Every day, more and more people are interested in online casinos. For some, these games are simply entertainment, while others consider them a means of earning money. Probably each of the players will be interested in how the random number generator works, which produces lucky combinations.

Slot machine device

Modern slot machines http://igrat-avtomati-wulcan.com are distinguished by a rather complex algorithm that produces winning combinations. It can be divided into parts: Sensors in the form of generators, a counter that accepts payment and gives out winnings, a cumulative system for large prizes in the form of a jackpot, an algorithm in the form of a kernel for issuing winnings. These Algorithms are formed into a mechanical structure in the form of slots or roulette.

Sensor of random combinations and numbers. (RNG)

Now we can describe the operation of the RNG itself.

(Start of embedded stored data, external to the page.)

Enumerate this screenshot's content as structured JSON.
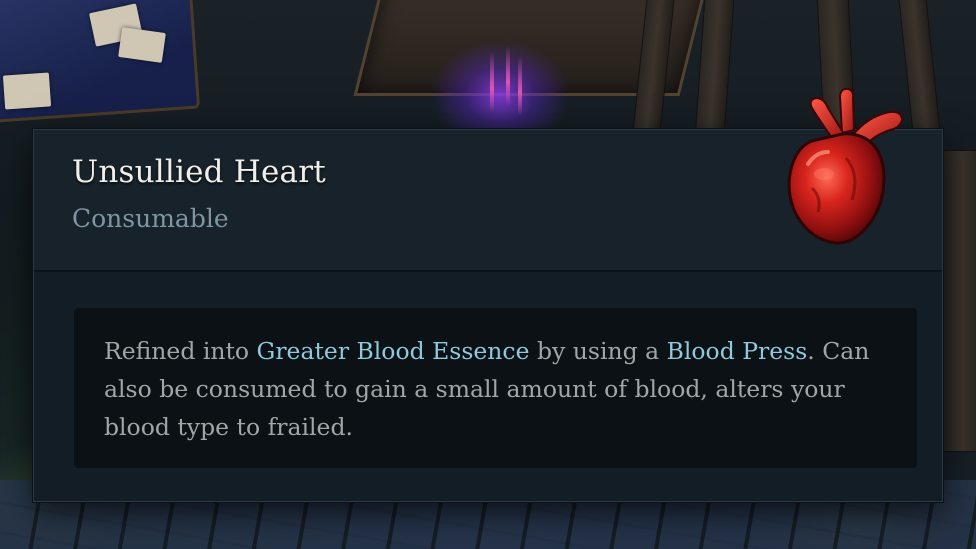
{
  "tooltip": {
    "title": "Unsullied Heart",
    "category": "Consumable",
    "icon": "heart-icon",
    "description": {
      "part1": "Refined into ",
      "highlight1": "Greater Blood Essence",
      "part2": " by using a ",
      "highlight2": "Blood Press",
      "part3": ". Can also be consumed to gain a small amount of blood, alters your blood type to frailed."
    }
  },
  "colors": {
    "title": "#f1efe9",
    "category": "#7f96a1",
    "body_text": "#a2a6a6",
    "highlight": "#8ec9dc",
    "panel": "#131d25",
    "description_box": "#0b1115"
  }
}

Such sensors were developed with the intention of making the game as unpredictable as possible. This scheme works due to an equally probable factor, for example, it stops the ball in different holes on the roulette wheel. With slots, the system works exactly the same, only it stops the symbols.

In a modern gaming slot, the developer can install more than one RNG. If we take the example of the game three sevens, there may be several sensors for individual combinations, as well as a separate type of sensor for stopping the numbers of a digital wheel or reel.

In Games like Polka Miracles, sensors are installed to stop the numbers in the game, as well as sensors that calculate the time interval of each game and record the transition to other playing fields. The use of more than one sensor is intended to reduce the number of random wins. Also, for large prizes in the form of Jackpots, separate sensors are usually installed, which produce a winning combination by chance, which cannot be calculated.

If we consider a random number generator from a mathematical point of view, it is impossible to calculate its operation using various formulas. However, if you take into account an already winning situation, and carry out calculations from the beginning of one game to the end, then you can still write the formula. It is sad that after the jackpot is issued, the generation of numbers will continue according to a new formula, which will be known only by the outcome of the game.

There is also an opinion that the owner of the machine can configure the sensor settings in such a way that each winning slot will appear, conditionally, every 300 or 500 games, however, the owner himself cannot know exactly how many derived algorithms will result in an exact win. But the fact that the sensors are adjustable is a fact. In order to avoid a conflict of interest, they install not one sensor, but several, otherwise the owner of the gambling house would always remain in the black, and otherwise the sensor could be figured out by any skilled person and clear the casino cash register in an almost legal way.

The principle of operation of the random number generator is known for its unpredictability, however, it is at least somewhat amenable to analysis, but coupled with a couple more sensors, everything becomes much more confusing, which makes the casino a gambling success, which is why it is extremely popular all over the world.